Cat Among the Pigeons
London, 1790. In this, the second of Cat Royal of Drury Lane Theatre’s adventures, Cat’s friend, the black actor Pedro, is in deep trouble. His former master, the slave-owner Kingston Hawkins, claims that Pedro is his personal property and demands that the theatre gives him up. Pedro is due to play Ariel in The Tempest. The support of the fickle theatre-going public is vital to getting Pedro away to safety – but will the audience be on his side? Hawkins is mustering a lot of support amongst his cronies, too. Then Cat herself gets on the wrong side of the law. Both Cat and Pedro must flee, but where?
Cat hides, dressed as a boy, at Westminster School, but Pedro is betrayed and captured by Cat’s enemy, the ruthless gang leader Billy Shepherd, who is working for Hawkins. Nobody knows where Pedro is being kept and time is running out. Soon Hawkins’ ship will sail to Jamaica with Pedro on board. Then Billy makes Cat an extraordinary offer.

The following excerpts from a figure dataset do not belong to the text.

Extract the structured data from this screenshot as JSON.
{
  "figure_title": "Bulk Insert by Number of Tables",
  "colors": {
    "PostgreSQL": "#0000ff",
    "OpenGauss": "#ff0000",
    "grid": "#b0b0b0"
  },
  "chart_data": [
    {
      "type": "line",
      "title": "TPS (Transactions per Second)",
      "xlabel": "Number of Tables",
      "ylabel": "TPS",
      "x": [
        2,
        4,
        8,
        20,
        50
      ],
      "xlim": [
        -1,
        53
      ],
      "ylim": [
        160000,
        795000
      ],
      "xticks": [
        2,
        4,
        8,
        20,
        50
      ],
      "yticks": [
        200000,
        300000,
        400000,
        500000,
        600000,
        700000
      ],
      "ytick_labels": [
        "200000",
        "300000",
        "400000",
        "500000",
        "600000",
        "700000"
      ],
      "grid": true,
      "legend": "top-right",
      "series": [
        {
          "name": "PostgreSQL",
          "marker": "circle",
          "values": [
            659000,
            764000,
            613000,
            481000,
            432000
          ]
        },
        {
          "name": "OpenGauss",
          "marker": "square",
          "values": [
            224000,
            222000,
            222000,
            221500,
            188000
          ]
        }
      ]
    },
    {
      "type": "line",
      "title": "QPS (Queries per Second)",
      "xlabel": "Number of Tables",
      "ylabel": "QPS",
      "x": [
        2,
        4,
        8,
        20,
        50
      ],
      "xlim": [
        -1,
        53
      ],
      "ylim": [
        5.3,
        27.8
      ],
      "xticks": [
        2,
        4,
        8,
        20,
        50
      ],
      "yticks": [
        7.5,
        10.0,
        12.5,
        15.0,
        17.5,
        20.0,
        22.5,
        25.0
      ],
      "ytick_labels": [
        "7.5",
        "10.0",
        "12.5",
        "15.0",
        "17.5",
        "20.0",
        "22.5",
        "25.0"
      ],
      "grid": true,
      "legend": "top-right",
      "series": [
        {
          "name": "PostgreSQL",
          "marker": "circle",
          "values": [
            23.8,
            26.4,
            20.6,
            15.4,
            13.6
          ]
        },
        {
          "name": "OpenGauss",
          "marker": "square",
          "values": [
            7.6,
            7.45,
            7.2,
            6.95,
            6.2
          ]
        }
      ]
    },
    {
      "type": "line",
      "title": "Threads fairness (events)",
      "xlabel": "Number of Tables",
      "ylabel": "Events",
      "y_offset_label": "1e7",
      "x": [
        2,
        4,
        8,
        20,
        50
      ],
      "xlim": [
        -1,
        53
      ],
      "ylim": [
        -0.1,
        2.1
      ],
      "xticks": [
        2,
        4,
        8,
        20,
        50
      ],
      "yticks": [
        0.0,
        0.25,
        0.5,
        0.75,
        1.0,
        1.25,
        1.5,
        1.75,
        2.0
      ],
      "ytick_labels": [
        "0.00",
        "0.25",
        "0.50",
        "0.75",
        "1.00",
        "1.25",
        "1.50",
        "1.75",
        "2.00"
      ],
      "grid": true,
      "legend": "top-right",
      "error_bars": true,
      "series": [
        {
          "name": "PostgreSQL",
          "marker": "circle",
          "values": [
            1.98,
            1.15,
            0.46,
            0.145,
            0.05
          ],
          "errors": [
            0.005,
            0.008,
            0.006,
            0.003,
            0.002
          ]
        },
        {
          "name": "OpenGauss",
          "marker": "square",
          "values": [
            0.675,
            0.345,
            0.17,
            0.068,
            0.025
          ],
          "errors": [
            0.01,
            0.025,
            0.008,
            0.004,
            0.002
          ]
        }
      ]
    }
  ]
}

This is a fast, action-packed read. But Julia Golding also illuminates the history of the age. Cat’s stay at Westminster School is no joke: brutality and bullying are rife and Cat must learn some very unladylike tricks to survive. Nor does Golding duck the issue that many British fortunes were founded on the profits of slavery: it is not easy to find a lawyer to defend Pedro. But this is also the age of the Abolition of Slavery movement and she introduces the real life abolitionist, Olaudah Equiano, as well as three splendid fictional Quaker ladies who are fiercely anti-slavery, one of whom wields a mean umbrella…
This would make an excellent introduction to the study of slavery. Confident readers, both boys and girls, of 10 plus should enjoy it.
I really enjoyed this book by Julia Golding, even more than the two previous ones in the series. I thought the story got off to a good start with one of the characters in danger and a great sense of tension. It went into issues about slavery and gave good historical references about the slave debate and the slave trade which I’ve been learning about at school. For example, William Wilberforce and Mr Olaudah Equiano, who were real historical people, turned up as characters in the book.
The plot had many changes of scene and twists and turns which kept me interested. I felt that the main character Cat was developed more in this book than in the others – she was more 3D. I would recommend this book and would be interested in reading more in the series.